Lo había comprobado tres veces. Mi vuelo de regreso salía a las 14.05. No había necesidad de volver a mirar y, sin embargo, le pedí a Nacho que lo hiciese. Le había enviado a su móvil un correo con mis billetes. La boda terminaba. El viento, que no había dejado de soplar, amainaba. Los invitados se despedían, acababan sus desayunos y yo sonreía recordando mi desafortunada metedura de pata durante la fiesta. Había empezado mi brindis diciendo que Canarias y España tenían una hora de diferencia. Al momento, un murmullo de protesta me impidió terminar la frase. Desconcertado, miré a mi alrededor buscando una explicación, hasta que un alma caritativa me susurró: ‘No olvide usted que Canarias también es España’. Al darme cuenta de la ofensa, añadí con rapidez que Galicia, por su posición geográfica, debería tener la misma hora que Canarias, en un triste intento de ganarme al auditorio. Sin embargo, nada pudo evitar ya que me coronaran como el «godo mayor» de la boda.
Esa mañana, los novios habían madrugado para despedirnos. En la luminosa plaza de aquella hacienda se apilaban las maletas y empezaban a organizarse los grupos para trasladarnos al norte o al sur de la isla, dependiendo desde donde saliese el avión de cada uno. La familia de Nacho se quedaría cuatro días más en Tenerife y yo imaginaba cuánto me habría gustado pasar una semana con mi Lama en aquella casa aislada con vistas al océano, entre muros encalados, vigas de madera barnizadas y suelos empedrados. Enseñarle esos paisajes de roca volcánica y cactus, los barrancos y la silueta de la costa, con sus altos coronados por capillas y faros. Todo tan diferente al Tenerife de hoteles gastados, con ingleses fofos y blancos flotando en piscinas, aliviando la resaca con clases de aqua-gym. Entonces vi a Nacho sonreír y tuve un mal presentimiento.

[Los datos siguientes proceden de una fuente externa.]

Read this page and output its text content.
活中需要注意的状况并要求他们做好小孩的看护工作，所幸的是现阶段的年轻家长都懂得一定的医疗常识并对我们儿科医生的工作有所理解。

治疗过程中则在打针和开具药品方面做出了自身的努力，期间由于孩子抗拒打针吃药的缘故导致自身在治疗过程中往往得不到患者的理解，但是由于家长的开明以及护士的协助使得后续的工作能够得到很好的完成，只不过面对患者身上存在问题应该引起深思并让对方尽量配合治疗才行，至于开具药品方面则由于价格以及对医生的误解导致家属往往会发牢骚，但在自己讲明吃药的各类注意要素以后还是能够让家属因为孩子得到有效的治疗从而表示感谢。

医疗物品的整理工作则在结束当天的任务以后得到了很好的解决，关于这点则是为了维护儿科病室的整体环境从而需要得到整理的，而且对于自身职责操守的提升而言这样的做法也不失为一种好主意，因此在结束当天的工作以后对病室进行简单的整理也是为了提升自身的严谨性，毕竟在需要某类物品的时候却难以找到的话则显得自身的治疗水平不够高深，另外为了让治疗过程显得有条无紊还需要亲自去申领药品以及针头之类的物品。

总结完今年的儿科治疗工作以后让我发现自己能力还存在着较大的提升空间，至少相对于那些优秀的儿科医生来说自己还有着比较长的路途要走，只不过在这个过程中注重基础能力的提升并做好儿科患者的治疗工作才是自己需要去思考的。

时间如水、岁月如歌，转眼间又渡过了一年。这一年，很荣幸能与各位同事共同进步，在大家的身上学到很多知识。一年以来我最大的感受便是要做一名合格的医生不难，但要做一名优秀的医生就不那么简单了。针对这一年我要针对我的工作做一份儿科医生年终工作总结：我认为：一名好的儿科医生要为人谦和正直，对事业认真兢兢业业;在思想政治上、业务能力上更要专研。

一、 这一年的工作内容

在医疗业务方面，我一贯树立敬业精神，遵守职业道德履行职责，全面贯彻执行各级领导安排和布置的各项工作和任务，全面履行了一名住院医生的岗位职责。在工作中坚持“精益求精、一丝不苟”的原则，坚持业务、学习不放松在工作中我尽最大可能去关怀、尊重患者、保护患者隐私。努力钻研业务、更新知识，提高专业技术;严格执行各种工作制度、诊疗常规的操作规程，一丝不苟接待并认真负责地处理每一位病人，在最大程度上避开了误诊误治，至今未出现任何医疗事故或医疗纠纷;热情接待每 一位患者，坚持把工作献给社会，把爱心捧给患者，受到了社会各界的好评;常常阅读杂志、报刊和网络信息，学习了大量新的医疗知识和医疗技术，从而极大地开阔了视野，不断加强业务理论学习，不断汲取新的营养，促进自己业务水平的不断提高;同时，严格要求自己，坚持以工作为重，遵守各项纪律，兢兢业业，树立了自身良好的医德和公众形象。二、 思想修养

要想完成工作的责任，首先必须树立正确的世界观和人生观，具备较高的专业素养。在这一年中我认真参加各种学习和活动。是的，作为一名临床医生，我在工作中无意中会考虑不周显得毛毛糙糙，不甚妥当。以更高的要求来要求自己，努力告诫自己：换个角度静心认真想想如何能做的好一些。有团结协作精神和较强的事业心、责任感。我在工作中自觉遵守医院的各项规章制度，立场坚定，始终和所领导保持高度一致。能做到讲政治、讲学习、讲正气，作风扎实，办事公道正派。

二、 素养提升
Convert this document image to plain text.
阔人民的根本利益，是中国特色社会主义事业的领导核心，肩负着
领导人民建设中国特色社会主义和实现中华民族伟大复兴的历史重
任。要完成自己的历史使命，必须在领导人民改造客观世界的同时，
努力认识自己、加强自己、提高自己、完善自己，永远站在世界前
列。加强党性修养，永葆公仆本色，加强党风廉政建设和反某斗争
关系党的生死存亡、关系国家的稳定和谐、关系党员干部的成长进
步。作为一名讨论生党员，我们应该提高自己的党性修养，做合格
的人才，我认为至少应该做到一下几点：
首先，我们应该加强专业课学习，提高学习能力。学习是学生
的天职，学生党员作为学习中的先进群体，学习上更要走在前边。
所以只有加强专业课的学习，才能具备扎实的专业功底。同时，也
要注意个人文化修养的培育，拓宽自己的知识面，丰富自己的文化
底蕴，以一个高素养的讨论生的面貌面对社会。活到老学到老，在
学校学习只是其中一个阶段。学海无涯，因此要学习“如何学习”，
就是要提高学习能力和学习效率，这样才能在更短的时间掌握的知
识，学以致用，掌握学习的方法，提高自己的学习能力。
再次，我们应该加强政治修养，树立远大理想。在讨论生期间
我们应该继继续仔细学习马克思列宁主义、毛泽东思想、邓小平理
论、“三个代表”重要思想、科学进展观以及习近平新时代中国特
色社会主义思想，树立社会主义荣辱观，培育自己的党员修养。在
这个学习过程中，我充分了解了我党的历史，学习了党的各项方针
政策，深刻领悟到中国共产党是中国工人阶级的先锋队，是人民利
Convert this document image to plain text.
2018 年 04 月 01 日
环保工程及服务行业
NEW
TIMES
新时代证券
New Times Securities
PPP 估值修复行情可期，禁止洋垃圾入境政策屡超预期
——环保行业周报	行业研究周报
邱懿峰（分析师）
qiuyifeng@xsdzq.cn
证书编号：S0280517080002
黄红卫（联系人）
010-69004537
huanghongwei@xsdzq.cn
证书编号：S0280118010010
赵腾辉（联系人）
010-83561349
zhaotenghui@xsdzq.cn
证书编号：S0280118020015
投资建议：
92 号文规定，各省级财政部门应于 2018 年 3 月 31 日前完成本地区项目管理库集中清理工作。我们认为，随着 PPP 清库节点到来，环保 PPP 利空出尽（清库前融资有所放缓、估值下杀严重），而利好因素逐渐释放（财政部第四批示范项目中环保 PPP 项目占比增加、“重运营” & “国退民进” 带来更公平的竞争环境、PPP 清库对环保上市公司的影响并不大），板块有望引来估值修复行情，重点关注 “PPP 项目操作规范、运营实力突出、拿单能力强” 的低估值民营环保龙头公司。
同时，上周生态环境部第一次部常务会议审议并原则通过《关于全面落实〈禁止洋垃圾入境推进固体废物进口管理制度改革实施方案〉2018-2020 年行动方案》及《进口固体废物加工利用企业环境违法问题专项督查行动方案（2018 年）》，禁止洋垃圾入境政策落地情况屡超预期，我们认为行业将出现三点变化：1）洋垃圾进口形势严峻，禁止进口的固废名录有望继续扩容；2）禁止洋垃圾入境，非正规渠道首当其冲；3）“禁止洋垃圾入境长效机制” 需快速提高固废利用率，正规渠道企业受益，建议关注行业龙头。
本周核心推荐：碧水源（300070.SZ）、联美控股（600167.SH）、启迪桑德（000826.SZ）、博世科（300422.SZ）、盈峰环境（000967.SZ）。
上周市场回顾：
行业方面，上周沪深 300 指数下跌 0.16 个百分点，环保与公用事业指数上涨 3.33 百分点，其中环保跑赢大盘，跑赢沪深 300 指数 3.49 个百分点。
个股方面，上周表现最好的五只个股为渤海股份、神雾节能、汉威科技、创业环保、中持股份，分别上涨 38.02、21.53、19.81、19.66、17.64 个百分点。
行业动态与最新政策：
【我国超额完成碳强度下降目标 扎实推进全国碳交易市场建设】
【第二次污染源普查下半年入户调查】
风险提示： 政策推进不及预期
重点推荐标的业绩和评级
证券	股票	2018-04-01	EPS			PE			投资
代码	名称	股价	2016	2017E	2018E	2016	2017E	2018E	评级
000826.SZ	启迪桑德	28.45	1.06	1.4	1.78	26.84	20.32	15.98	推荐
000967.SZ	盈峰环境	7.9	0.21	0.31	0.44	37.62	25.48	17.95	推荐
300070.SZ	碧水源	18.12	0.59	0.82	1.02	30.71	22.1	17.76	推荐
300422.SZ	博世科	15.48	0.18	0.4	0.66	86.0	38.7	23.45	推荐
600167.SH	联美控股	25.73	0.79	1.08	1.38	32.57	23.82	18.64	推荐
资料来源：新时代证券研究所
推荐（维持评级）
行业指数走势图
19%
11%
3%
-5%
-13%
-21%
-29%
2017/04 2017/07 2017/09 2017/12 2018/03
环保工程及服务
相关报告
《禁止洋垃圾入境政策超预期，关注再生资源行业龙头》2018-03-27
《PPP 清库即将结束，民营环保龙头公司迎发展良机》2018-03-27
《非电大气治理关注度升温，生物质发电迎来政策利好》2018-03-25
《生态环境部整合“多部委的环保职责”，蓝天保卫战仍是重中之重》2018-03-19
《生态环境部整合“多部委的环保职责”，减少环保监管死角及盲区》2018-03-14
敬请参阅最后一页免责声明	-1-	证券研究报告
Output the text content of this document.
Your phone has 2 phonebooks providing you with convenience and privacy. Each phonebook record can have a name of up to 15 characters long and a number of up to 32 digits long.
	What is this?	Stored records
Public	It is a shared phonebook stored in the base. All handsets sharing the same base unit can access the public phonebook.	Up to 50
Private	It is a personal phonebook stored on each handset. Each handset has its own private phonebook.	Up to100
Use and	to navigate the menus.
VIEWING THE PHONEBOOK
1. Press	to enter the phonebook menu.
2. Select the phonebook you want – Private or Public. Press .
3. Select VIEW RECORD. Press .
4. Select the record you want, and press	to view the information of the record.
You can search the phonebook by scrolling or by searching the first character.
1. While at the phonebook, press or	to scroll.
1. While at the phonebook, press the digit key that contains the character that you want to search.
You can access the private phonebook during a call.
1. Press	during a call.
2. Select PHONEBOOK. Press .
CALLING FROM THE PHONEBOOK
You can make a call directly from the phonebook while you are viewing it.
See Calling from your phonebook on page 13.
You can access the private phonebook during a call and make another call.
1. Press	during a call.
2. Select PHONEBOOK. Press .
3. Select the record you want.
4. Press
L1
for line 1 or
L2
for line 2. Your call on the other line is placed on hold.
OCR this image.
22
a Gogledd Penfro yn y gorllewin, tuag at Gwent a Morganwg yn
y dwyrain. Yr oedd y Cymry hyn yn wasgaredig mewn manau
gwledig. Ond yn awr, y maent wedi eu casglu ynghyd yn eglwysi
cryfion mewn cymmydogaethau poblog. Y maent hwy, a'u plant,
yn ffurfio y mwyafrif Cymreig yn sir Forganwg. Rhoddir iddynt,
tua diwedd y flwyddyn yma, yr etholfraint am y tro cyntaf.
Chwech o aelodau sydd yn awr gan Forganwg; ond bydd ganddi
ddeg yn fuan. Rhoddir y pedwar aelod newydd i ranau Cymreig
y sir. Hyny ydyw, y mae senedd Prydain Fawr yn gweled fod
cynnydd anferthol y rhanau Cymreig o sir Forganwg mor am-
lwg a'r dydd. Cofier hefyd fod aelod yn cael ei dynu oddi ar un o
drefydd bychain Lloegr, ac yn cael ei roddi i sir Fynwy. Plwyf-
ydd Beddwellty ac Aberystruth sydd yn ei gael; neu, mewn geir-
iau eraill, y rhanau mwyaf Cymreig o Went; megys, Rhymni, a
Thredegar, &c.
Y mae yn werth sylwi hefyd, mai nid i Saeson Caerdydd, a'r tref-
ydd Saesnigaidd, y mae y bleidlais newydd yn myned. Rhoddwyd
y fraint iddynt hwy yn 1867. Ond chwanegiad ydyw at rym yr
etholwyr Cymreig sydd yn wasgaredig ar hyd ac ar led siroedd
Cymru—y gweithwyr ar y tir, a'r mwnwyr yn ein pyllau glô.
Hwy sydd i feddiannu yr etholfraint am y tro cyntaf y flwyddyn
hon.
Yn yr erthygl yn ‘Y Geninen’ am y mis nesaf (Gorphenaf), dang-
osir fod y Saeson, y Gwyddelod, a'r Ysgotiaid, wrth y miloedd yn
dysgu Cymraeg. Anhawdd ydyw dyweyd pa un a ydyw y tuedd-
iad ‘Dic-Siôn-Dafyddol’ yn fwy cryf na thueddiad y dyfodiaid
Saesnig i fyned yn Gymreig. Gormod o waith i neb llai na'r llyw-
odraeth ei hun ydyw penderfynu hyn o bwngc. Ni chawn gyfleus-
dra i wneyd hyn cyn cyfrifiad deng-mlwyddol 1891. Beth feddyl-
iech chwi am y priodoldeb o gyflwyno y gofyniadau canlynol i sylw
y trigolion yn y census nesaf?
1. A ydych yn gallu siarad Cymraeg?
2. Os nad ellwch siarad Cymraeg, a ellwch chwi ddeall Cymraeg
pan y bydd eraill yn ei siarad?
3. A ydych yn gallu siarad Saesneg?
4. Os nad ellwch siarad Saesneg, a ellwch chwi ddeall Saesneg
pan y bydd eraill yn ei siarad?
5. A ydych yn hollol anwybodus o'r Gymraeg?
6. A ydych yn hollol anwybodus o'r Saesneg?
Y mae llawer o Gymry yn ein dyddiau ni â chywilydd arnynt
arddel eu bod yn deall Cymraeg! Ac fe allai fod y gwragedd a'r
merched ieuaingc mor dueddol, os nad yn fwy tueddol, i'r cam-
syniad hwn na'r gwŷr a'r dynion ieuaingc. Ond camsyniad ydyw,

‘No me digas que no es a las dos. Lo comprobé ayer’, pregunté con urgencia. Las conversaciones pararon y todo el mundo nos miró en silencio. ‘Ser es a las dos’, me dijo, ‘pero desde el sur, no desde el norte’. Una diminuta ‘s’ entre paréntesis había estado a punto de dejarme en tierra. Mientras mi despiste hacía reír a todos, Nacho me miraba meneando la cabeza y entonces apareció en mi memoria otro Nacho, un Nacho de hace no sé exactamente cuánto tiempo, tal vez veinte años.
En esa imagen, mi amigo cerraba el maletero de un coche de alquiler. Sería quizá un Megane o cualquier otro modelo al alcance de veinteañeros mal pagados. Comenzaba septiembre y el resto había disfrutado de sus vacaciones. Aparcamos en la Galuresa, una de las gasolineras a la entrada de Santiago. Milagrosamente, todo había entrado en el maletero: la tienda, la mesa plegable, las sillas del camping, cajas con conservas… Nos esperaban dos días de carretera hasta Amsterdam y, después, regresar bordeando la costa de Holanda, Bélgica, Normandía, Bretaña, las Landas y a casa de nuevo. Nacho y yo nos habíamos hecho amigos estudiando Periodismo. Congeniábamos, teníamos prisa por conocer otros lugares y, sin embargo, la idea de pasar dos semanas solos en un coche me producía una cierta desazón.
Mi amigo Fran me dijo una vez que aconsejaría a todo el mundo hacer dos veces el interrail: una solo, para poner a prueba nuestra salud mental, soportando tantos días de viaje en tren con nosotros mismos, y la otra, con la persona con la que deseamos vivir el resto de la vida. Un viaje implica decisiones, a veces demasiadas, y cada una representa una oportunidad para romper la baraja. Dos mil kilómetros de ida y dos mil kilómetros de vuelta dentro de un Megane estaban a punto de brindarnos la ocasión perfecta para descubrir hasta dónde llegaría nuestra aventura de verano.